Now, no matter how easy I would like to make this recipe, it's still going to require two pans. You'll need a fairly large frying pan and a smaller saucepan of some sort.


- French toast basics (eggs, milk, bread, vanilla, cinnamon, etc.)

- Bananas Foster

- 1-2 ripe bananas, sliced
- 3-4 tbsp brown sugar
- 2 tbsp unsalted butter
- pinch cinnamon
- (tiny) pinch nutmeg
- splash dark rum (optional)
- splash banana liqueur (quite optional, since I don't actually know where you can by the stuff!)

SIDE NOTE: Bananas Foster with booze is how I used to make it back in my line cook days, but when we made it for breakfast, there was no booze at all and it tasted fine. ALSO, I just looked up banana liqueur on the LCBO Web site and it would seem that Malibu sells a banana rum. So, perhaps use a bigger splash of that in place of both the dark rum and banana liqueur. Really it's up to you.


- In a frying pan, cook up French toast as indicated earlier.
- At the same time, in some other sort of pan, melt butter on medium-high heat, add brown sugar and stir until it dissolves. Add cinnamon and nutmeg. Continue stirring, bringing mixture to a boil.
- Add bananas and booze (if using). Stir all ingredients together until liquid is smooth and bananas have softened. Reduce heart to simmer.
- Serve French toast on a plate as normal and top with Bananas Foster sauce.
- Serve with your favourite breakfast pork. I somehow don't see steak working with this one.

2 - French Toast Sammiches with Ham and Chèvre

OK, now we get into possibly(?) more challenging (and untested) territory. This is an idea I want to try for a more savoury French toast dish, but I haven't actually tried it out yet.

The principle is pretty basic though.

First of all, prepare 2 pieces of French toast per sandwich as per the "basic" method. Once ready, put on  a plate and let cool a bit.

Using the same pan, fry up as many slices of ham as you want until it reaches a nice texture (or don't, depends on how you like your ham). Once cooked, put aside as well.

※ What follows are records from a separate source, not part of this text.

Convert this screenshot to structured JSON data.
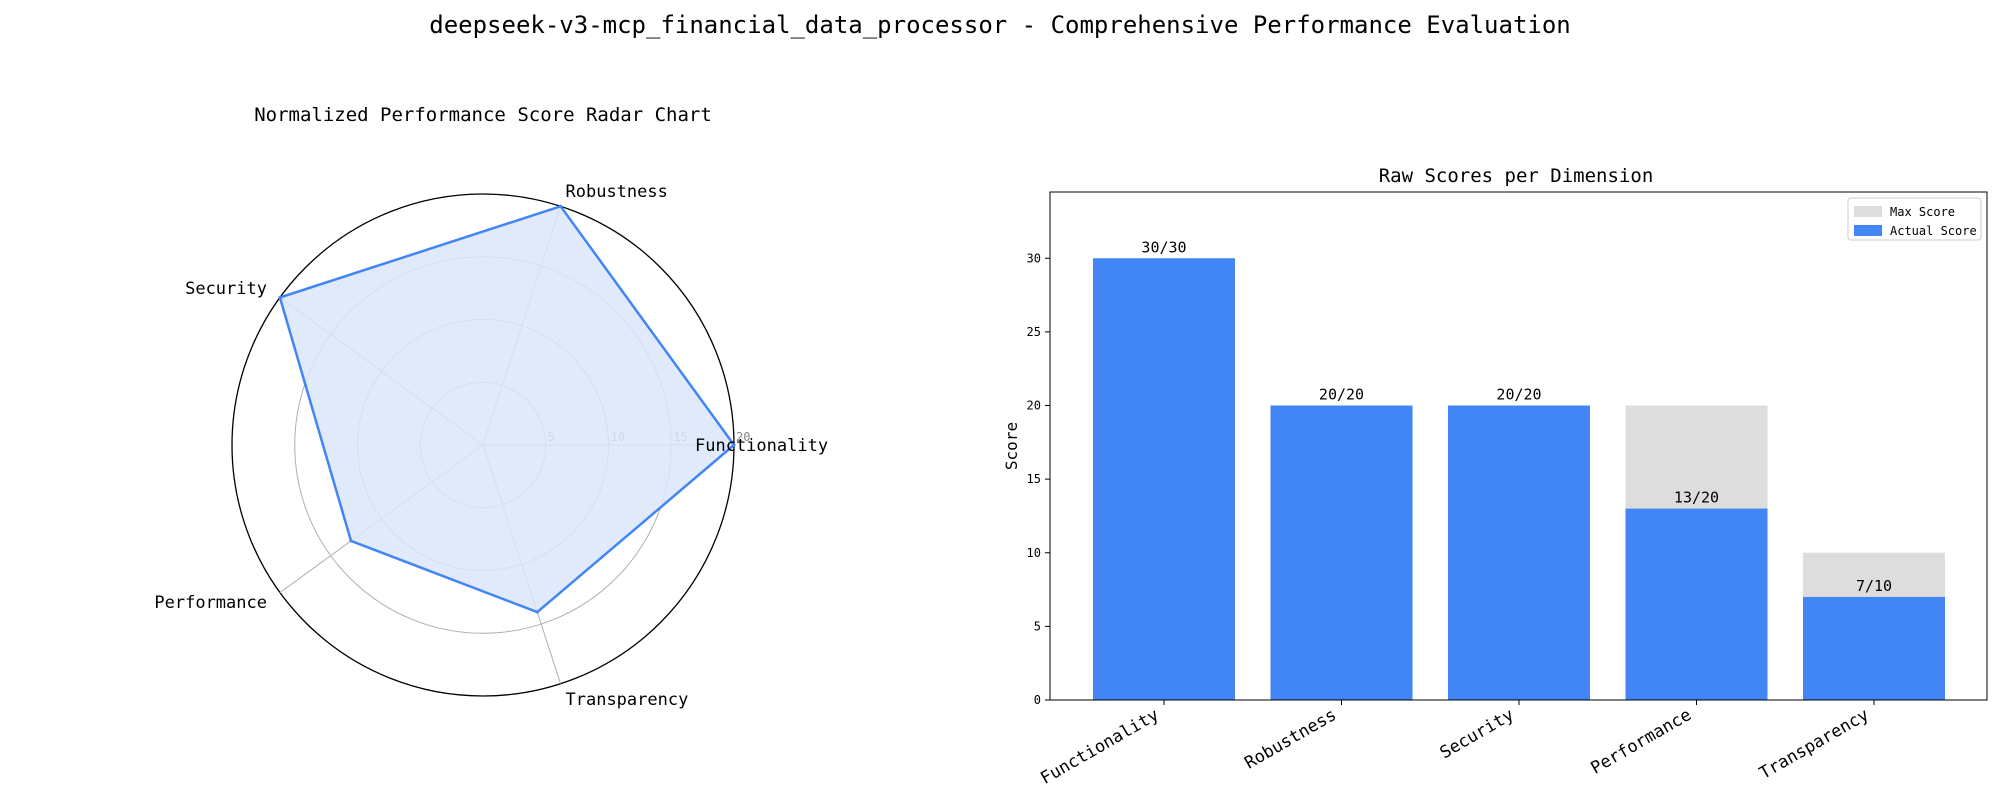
{
  "figure": {
    "title": "deepseek-v3-mcp_financial_data_processor - Comprehensive Performance Evaluation"
  },
  "colors": {
    "accent": "#4285F4",
    "radar_fill": "#dbe6fa",
    "max_bar": "#dddddd",
    "grid": "#b0b0b0"
  },
  "chart_data": [
    {
      "type": "radar",
      "title": "Normalized Performance Score Radar Chart",
      "categories": [
        "Functionality",
        "Robustness",
        "Security",
        "Performance",
        "Transparency"
      ],
      "values": [
        20,
        20,
        20,
        13,
        14
      ],
      "rlim": [
        0,
        20
      ],
      "rticks": [
        "5",
        "10",
        "15",
        "20"
      ],
      "grid": true
    },
    {
      "type": "bar",
      "title": "Raw Scores per Dimension",
      "categories": [
        "Functionality",
        "Robustness",
        "Security",
        "Performance",
        "Transparency"
      ],
      "series": [
        {
          "name": "Max Score",
          "values": [
            30,
            20,
            20,
            20,
            10
          ]
        },
        {
          "name": "Actual Score",
          "values": [
            30,
            20,
            20,
            13,
            7
          ]
        }
      ],
      "data_labels": [
        "30/30",
        "20/20",
        "20/20",
        "13/20",
        "7/10"
      ],
      "ylabel": "Score",
      "ylim": [
        0,
        34.5
      ],
      "yticks": [
        "0",
        "5",
        "10",
        "15",
        "20",
        "25",
        "30"
      ],
      "legend": "top-right",
      "grid": false
    }
  ]
}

On each slice of French toast, spread about a 1/2 tsp of goat cheese (aka chèvre).

Assemble your sandwich.

Put the pan back onto heat and reheat, until sandwich is warm and chèvre has melted slightly.

Serve topped with chopped green onion (if you wish).

Probably best eaten with a knife and fork, but it's up to you.

I swear to Jebus I'll try this out, take a picture, and post it for you all to see what it is I have in mind.

So, yeah, that's just a few forays into the crazy culinary art known as breakfast. Thing is that there really isn't much to making breakfast when you get right down to it. The basics of a tasty morning are simple: eggs, pig, some sort of bread or bagel, some kind of plant matter, and cheese. Assemble as you see fit!

And, if all else fails, there's always Corn Flakes.